O deputado federal Nikolas Ferreira (PL-MG) e outros aliados do ex-presidente Jair Bolsonaro (PL) criticaram o presidente Luiz Inácio Lula da Silva (PT) ante uma pergunta feita por uma jornalista portuguesa sobre a guerra entre Rússia e Ucrânia. Neste sábado (22), durante agenda em Lisboa, capital de Portugal, o petista foi questionado sobre a recente crítica que fez à postura da União Europeia diante do conflito.
“A repórter pegou o Lula na curva. O Brasil voltou — a passar vergonha”, disse Nikolas, no Twitter.
Junio Amaral, também deputado federal pelo PL de Minas Gerais, foi outro a criticar Lula.
“Não sei se é mais vergonhoso um presidente brasileiro não entender português ou fingir que não entende pra fugir da pergunta”, ironizou.
Um dos filhos do ex-presidente e representante de São Paulo na Câmara dos deputados, Eduardo Bolsonaro (PL) chamou o episódio de “vexame internacional”.
Lula dava uma entrevista coletiva ao lado do presidente português Marcelo Rebelo de Sousa, que o ajudou a entender o questionamento da repórter.
Depois, o presidente falou a respeito do conflito e defendeu o diálogo como forma de solução ao impasse diplomático entre as nações. “Se você não fala em paz, você contribui para a guerra”, pontuou.
‘Nunca igualei Rússia e Ucrânia’
As declarações de Lula a respeito da guerra entre Rússia e Ucrânia pautaram boa parte da agenda com Rebelo de Sousa. O presidente brasileiro garantiu que nunca “igualou” os dois países.

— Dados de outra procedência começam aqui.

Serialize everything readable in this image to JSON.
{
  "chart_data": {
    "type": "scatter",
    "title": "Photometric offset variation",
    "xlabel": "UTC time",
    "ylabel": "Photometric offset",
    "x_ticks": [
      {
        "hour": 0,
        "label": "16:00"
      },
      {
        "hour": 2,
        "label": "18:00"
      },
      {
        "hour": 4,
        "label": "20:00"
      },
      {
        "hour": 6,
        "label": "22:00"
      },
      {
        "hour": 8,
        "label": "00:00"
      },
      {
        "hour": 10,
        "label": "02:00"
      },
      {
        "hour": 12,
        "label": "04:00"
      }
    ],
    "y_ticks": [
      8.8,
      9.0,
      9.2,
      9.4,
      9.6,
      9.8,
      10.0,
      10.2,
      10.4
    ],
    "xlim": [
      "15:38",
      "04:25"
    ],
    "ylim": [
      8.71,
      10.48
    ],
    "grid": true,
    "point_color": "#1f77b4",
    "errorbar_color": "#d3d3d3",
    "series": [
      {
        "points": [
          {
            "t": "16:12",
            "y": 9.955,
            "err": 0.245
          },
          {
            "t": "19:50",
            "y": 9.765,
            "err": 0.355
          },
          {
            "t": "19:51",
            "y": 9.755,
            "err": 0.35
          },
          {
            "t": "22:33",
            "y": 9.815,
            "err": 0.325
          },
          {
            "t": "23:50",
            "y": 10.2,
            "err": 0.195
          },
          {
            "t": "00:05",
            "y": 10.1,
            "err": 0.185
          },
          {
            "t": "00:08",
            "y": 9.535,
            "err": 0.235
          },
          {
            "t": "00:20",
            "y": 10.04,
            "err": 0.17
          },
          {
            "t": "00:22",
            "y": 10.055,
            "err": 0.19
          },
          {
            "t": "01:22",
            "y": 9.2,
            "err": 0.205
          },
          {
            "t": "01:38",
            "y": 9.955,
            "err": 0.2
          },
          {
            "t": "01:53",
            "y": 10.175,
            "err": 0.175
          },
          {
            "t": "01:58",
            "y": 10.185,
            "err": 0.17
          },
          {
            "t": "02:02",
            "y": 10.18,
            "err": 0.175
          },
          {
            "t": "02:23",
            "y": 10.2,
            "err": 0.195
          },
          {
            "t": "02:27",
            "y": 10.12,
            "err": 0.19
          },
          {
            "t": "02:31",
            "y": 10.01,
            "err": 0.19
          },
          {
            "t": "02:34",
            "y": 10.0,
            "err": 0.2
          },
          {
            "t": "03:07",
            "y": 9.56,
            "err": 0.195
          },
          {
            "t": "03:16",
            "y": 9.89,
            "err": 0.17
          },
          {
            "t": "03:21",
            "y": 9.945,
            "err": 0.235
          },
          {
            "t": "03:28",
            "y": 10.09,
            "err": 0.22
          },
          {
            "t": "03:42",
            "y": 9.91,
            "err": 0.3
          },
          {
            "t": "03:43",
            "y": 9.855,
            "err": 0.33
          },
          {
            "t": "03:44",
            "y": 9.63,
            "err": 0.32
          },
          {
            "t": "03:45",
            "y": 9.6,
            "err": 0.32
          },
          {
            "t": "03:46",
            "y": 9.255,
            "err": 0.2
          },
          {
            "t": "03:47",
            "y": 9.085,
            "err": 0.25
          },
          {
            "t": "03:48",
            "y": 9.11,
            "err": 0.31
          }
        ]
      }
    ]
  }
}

“Sei o que é invasão e o que é integridade territorial. Mas agora a guerra já começou e alguém precisa falar em paz”, defendeu.
O petista contou ter conversado sobre isso com o presidente chinês Xi Jinping e com outros líderes internacionais, como o estadunidense Joe Biden, o francês Emmanuel Macron e o chanceler russo Sergey Lavrov — que visitou o Brasil nesta semana.
“É melhor encontrar uma saída em torno de uma mesa do que continuar tentando encontrar uma saída no campo de batalha”, sentenciou.